For MS Sql server you might want to start with understanding pages - the fundamental unit of storage (see http://msdn.microsoft.com/en-us/library/ms190969.aspx)
In terms of the performance implications of fixes vs variable storage types on performance there are a number of points to consider:
Using variable length columns can improve performance as it allows more rows to fit on a single page, meaning fewer reads
Using variable length columns requires special offset values, and the maintenance of these values requires a slight overhead, however this extra overhead is generally neglible.
Another potential cost is the cost of increasing the size of a column when the page containing that row is nearly full
As you can see, the situation is rather complex - generally speaking however you can trust the database engine to be pretty good at dealing with variable data types and they should be the data type of choice when there may be a significant variance of the length of data held in a column.
At this point I'm also going to recommend the excellent book "Microsoft Sql Server 2008 Internals" for some more insight into how complex things like this really get!
The answer will depend on the specific DBMS. For Oracle, it is certainly possible to end up with fragmentation in the form of "chained rows", and that incurs a performance penalty. However, you can mitigate against that by pre-allocating some empty space in the table blocks to allow for some expansion due to updates. However, CHAR columns will typically make the table much bigger, which has its own impact on performance. CHAR also has other issues such as blank-padded comparisons which mean that, in Oracle, use of the CHAR datatype is almost never a good idea.
Your question is too general because different database engines will have different behavior. If you really need to know this, I suggest that you set up a benchmark to write a large number of records and time it. You would want enough records to take at least an hour to write.
As you suggested, it would be interesting to see what happens if you write insert all the records with an empty string ("") and then update them to have 100 characters that are reasonably random, not just 100 Xs.
If you try this with SQLITE and see no significant difference, then I think it unlikely that the larger database servers, with all the analysis and tuning that goes on, would be worse than SQLITE.
This is going to be completely database specific.
I do know that in Oracle, the database will reserve a certain percentage of each block for future updates (The PCTFREE parameter). For example, if PCTFREE is set to 25%, then a block will only be used for new data until it is 75% full. By doing that, room is left for rows to grow.
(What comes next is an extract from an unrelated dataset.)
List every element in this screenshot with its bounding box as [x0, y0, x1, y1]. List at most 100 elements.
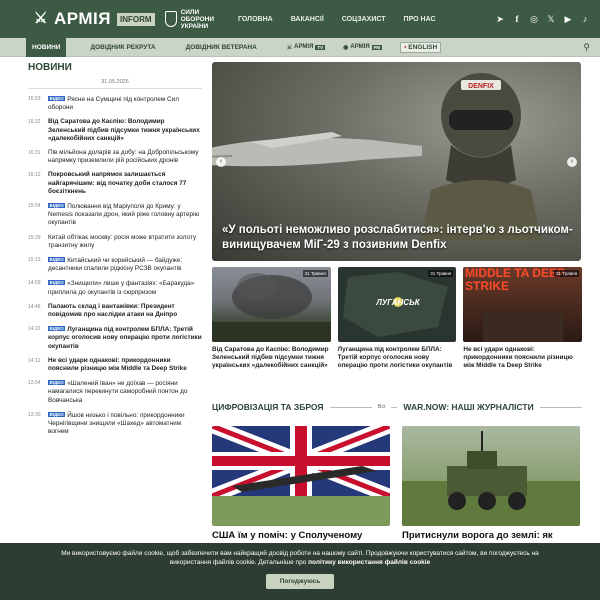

If the row grows such that the 25% reserved space is completely used up, then you do end up with chained rows and a performance penalty. If you find that a table has a large number of chained rows, you can tune the PCTFREE for that table. If you have a table which will never have any updates at all, a PCTFREE of zero would make sense
In SQL Server varchar (except varchar(MAX)) is generally stored together with the rest of the row's data (on the same page if the row's data is < 8KB and on the same extent if it is < 64KB. Only the large data types such as TEXT, NTEXT, IMAGE, VARHCAR(MAX), NVARHCAR(MAX), XML and VARBINARY(MAX) are stored seperately.